A report by the Angola Press News Agency provides some information about the activities of the Solo Creed at the time of the detainment.

“Speaking to the press, the Angolan Navy commander Divaldo Fonseca said that the vessel’s occupants claimed that they intended to resupply with water and supplies, but without the appropriate authorization. […] Divaldo Fonseca reiterated the commitment of the Angolan Navy to continue developing actions to guarantee the inviolability of national waters.” 

In recent years, the maritime border between Angola and the Democratic Republic of the Congo has been in dispute. While neither block 17 nor 18 are located in disputed waters, several blocks to the north are.

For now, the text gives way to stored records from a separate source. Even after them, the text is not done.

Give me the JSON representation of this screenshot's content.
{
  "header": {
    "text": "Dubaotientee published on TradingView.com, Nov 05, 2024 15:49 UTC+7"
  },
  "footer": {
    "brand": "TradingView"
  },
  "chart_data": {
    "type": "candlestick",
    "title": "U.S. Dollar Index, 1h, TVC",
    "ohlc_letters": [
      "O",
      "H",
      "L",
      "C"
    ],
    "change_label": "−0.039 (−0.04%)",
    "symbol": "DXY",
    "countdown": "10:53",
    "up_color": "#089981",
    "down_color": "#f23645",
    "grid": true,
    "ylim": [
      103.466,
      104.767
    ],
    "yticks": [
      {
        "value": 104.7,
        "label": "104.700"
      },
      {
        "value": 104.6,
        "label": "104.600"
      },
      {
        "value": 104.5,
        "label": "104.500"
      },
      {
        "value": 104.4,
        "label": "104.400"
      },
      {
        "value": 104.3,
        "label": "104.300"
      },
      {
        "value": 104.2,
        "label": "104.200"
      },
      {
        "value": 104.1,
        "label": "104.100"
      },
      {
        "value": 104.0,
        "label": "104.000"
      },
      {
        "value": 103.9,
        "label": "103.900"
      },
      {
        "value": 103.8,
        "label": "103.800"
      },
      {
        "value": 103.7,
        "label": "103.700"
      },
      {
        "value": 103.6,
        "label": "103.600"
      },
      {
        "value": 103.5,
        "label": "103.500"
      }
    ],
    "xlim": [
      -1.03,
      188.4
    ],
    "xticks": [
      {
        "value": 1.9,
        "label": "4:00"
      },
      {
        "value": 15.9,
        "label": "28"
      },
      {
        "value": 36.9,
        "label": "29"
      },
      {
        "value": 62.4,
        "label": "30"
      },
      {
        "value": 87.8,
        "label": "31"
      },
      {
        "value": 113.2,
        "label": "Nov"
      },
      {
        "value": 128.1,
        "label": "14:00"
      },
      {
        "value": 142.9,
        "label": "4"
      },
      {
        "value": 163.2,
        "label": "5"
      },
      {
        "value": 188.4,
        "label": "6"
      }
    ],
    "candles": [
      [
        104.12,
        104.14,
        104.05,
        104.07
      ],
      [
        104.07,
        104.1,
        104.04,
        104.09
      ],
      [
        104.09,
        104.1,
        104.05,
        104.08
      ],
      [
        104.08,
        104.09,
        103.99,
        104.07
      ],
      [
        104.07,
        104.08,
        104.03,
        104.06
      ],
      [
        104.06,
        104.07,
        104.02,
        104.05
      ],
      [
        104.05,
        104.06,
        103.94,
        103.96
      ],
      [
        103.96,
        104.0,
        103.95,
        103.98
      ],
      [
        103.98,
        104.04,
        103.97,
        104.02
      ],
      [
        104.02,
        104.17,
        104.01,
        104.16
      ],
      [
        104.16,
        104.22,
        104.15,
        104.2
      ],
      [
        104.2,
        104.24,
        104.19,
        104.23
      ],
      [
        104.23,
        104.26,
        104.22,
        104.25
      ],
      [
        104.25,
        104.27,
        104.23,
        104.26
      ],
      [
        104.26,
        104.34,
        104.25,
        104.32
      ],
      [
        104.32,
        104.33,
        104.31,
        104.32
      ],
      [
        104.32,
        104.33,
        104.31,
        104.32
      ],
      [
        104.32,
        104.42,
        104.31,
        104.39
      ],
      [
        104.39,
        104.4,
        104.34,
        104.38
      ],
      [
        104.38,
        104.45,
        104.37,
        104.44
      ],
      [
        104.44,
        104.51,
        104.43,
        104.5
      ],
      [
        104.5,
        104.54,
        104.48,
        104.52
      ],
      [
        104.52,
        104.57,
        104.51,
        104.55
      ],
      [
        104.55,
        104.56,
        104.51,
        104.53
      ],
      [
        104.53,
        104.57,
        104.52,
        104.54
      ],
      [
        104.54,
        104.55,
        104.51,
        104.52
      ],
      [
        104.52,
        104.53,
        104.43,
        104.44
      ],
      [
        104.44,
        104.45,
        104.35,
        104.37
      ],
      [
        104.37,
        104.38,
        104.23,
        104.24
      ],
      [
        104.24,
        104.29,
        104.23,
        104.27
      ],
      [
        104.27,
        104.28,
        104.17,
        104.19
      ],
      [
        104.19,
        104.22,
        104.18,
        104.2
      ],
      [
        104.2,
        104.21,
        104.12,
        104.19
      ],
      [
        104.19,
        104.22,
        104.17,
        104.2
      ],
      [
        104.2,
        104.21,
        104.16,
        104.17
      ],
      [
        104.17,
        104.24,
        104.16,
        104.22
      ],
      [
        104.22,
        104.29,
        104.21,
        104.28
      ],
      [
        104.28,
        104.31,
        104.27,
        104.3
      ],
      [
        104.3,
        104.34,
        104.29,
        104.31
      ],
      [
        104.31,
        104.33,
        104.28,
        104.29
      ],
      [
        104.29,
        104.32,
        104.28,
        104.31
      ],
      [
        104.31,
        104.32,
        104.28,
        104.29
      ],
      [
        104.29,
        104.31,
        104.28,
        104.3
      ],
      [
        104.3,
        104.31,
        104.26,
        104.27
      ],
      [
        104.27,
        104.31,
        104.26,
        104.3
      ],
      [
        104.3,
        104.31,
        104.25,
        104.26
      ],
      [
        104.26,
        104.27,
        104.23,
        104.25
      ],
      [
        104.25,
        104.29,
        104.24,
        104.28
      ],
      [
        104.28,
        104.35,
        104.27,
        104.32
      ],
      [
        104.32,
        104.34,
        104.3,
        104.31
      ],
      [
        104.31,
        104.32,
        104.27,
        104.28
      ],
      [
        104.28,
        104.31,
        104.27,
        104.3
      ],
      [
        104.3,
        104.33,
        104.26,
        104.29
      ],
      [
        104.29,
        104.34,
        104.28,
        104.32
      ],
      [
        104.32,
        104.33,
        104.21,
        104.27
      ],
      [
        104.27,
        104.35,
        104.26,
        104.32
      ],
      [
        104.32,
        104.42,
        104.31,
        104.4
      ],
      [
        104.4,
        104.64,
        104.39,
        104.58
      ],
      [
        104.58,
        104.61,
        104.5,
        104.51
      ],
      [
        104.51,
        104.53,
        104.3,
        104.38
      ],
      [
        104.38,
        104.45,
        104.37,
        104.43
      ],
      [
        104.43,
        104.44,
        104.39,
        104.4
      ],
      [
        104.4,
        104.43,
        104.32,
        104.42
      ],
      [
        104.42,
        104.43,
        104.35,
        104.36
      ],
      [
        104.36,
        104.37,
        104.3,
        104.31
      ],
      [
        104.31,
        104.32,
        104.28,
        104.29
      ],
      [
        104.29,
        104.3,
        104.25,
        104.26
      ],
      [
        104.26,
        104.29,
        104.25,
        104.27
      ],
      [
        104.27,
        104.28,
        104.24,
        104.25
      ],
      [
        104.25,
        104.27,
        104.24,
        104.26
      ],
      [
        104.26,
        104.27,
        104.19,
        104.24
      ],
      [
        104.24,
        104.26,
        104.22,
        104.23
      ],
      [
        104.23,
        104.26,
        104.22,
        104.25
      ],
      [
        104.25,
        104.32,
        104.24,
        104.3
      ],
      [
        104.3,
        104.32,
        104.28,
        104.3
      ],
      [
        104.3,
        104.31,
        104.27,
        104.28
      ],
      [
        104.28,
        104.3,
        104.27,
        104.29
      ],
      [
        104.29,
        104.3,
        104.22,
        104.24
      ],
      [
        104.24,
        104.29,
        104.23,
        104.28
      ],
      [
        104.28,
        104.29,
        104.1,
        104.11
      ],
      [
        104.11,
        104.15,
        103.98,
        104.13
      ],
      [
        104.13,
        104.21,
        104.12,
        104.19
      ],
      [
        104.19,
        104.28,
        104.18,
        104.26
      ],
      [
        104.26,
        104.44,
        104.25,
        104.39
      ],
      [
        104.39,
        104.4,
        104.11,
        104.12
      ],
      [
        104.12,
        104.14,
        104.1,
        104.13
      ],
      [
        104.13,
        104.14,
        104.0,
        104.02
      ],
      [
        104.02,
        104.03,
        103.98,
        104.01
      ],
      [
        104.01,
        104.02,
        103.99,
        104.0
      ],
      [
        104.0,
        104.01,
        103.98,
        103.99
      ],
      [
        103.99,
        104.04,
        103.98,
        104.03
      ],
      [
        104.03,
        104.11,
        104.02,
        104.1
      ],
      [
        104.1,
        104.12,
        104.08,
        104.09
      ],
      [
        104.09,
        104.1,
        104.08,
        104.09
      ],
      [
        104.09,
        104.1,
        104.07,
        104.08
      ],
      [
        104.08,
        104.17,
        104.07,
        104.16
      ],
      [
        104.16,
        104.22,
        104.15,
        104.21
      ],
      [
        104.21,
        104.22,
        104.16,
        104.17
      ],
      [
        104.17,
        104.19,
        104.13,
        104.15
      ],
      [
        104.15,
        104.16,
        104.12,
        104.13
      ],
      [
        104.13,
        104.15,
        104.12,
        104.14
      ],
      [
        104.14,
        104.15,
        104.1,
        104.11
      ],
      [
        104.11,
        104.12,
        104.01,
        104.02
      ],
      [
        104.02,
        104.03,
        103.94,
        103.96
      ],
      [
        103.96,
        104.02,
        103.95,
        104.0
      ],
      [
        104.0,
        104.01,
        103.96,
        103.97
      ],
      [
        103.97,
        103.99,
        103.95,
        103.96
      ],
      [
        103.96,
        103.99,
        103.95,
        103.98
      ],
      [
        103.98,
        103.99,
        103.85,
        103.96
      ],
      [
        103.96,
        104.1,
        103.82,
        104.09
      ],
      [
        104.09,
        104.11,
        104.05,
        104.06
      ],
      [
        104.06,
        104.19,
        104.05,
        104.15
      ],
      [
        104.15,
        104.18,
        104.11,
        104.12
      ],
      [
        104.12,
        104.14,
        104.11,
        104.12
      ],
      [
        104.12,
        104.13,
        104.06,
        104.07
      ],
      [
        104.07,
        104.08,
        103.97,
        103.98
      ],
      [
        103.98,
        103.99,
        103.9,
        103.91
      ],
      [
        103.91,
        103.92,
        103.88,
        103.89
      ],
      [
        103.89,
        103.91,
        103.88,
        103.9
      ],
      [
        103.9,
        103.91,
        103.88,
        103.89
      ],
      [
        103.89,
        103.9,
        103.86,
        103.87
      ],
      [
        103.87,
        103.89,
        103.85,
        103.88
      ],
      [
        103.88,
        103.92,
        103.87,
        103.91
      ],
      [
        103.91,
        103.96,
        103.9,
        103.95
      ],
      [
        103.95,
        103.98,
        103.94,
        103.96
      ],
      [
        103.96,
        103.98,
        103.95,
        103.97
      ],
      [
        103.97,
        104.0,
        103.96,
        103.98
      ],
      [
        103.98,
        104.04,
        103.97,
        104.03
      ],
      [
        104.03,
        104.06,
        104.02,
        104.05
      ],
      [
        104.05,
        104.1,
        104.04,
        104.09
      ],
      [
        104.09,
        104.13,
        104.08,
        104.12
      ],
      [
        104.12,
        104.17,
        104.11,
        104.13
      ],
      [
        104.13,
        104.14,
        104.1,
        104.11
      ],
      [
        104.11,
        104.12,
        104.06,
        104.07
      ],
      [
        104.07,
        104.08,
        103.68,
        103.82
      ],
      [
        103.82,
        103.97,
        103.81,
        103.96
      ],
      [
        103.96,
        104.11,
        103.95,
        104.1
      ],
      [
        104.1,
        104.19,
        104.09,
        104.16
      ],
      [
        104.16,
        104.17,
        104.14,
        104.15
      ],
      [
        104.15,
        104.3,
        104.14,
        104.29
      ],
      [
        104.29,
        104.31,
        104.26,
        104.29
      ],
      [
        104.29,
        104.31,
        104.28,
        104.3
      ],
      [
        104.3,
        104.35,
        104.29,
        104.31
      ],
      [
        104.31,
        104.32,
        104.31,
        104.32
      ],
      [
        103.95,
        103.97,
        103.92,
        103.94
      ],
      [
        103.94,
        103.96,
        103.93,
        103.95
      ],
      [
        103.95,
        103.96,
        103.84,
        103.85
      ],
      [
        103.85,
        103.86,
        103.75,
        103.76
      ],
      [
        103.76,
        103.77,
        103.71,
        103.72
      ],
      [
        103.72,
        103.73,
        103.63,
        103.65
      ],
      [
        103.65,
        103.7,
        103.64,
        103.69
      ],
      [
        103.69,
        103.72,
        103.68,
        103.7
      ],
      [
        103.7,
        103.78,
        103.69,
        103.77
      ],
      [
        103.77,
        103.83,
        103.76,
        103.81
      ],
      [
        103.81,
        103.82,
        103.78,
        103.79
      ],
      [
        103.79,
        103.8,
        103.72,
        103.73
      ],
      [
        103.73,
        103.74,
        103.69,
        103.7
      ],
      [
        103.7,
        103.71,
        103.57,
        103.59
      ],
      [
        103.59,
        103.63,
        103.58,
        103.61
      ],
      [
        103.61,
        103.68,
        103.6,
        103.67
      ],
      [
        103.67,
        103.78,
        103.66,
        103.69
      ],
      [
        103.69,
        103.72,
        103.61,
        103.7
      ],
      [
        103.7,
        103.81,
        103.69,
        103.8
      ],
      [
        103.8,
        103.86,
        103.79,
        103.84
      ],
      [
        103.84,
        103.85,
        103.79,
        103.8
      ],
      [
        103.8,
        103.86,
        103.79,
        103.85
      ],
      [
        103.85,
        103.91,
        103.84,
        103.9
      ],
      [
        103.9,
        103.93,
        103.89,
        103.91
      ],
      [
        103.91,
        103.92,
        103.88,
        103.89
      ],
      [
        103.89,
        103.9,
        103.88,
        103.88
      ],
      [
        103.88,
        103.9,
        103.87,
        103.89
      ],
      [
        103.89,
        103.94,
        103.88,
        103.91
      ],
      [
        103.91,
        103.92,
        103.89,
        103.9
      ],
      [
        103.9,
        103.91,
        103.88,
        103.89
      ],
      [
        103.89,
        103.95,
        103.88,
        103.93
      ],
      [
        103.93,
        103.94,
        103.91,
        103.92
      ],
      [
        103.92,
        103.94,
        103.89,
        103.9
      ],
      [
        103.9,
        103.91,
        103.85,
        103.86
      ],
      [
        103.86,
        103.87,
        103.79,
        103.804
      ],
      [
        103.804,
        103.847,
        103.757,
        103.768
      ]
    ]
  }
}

A video news report by RTP África showed the Solo Creed after it had been detained. Bellingcat and the T&T Guardian geolocated this video to Luanda, where the ship appears to be at anchor in Luanda Bay.

Top: A screenshot from the RTP África video showing the Solo Creed. The two large vessels clearly visible in the background, a green Bourbon Offshore ship on the left , and a red DOF Subsea ship on the right, also match AIS data from the date of the report. Bottom: A screenshot from a 360 drone photo of Luanda uploaded to Google Maps by user Claudio González Jorge. Matching structures are highlighted to show the geolocation.

A high resolution satellite image captured on May 18, 2024, tasked by Bellingcat and the T&T Guardian, further corroborates this. A vessel matching the appearance of the Solo Creed in previous satellite images is visible at the location seen in the RTP África video.

SkySat imagery from Planet Labs PBC on May 18, 2024, shows the Solo Creed at anchor near Ilha de Luanda in Luanda, Angola.
The Solo Creed as captured in SkySat imagery in Luanda on May 18, 2024 and as captured offshore from Aruba on January 17, 2024, before the Tobago oil spill. The size, color and major features of the ship are the same. Imagery from Planet Labs PBC.

PlanetScope imagery shows that the Solo Creed arrived between May 9 and May 16, and was still present as of May 25.

Satellite imagery from May 16–May 25 showing the Solo Creed at anchor in Luanda Bay. Imagery from Planet Labs PBC.

The Solo Creed has not been seen in satellite or on-the-ground imagery since February 5, 2024, when it turned off its AIS location transponder. The new images of the tugboat show that while it has not changed its IMO registration number, it appears to have had its name altered to read just “SC.”

Top: The Solo Creed in Colón, Panama in, as seen in an image uploaded in December 2023 to MarineTraffic by Melaj Offshore Corporation. Bottom: The Solo Creed in Luanda, Angola, as seen in stills from an RTP África video news report on May 14, 2024. The original name SOLO CREED appears to have been repainted to read just “SC”, however the IMO number is unchanged.

Although the detainment of the Solo Creed was picked up by local media in Angola, reports did not mention the ship’s role in the oil spill three months earlier. On Thursday, May 23, the government of Trinidad and Tobago appeared to realise the connection. A press release was published by the Ministry of Energy and Energy Industries requesting that the Ministry of Foreign and CARICOM Affairs open communication with Angola. The document acknowledged the detainment but said the government was attempting to verify the location of the Solo Creed. 

The oil spill, which started in Tobago but reached as far as Bonaire, has an estimated cleanup cost of $23.5 million USD, according to the Trinidad and Tobago government in a report made to the International Oil Pollution Compensation Funds.

No insurer has yet been identified for the Solo Creed and Gulfstream, and nobody has come forward to claim responsibility for the damages.

Bellingcat and the T&T Guardian previously reported a conversation with the claimed current owner of the Solo Creed, Abraham Olalekan. Reached for comment, Olalekan denied that the Solo Creed had been seized by the Angolan Navy. He further claimed to have been in communication with Trinidad and Tobago government and reiterated that “the barge has no insurance to help” with the oil spill.

Lotte van de Waal and members of Bellingcat’s Discord community contributed research for this story.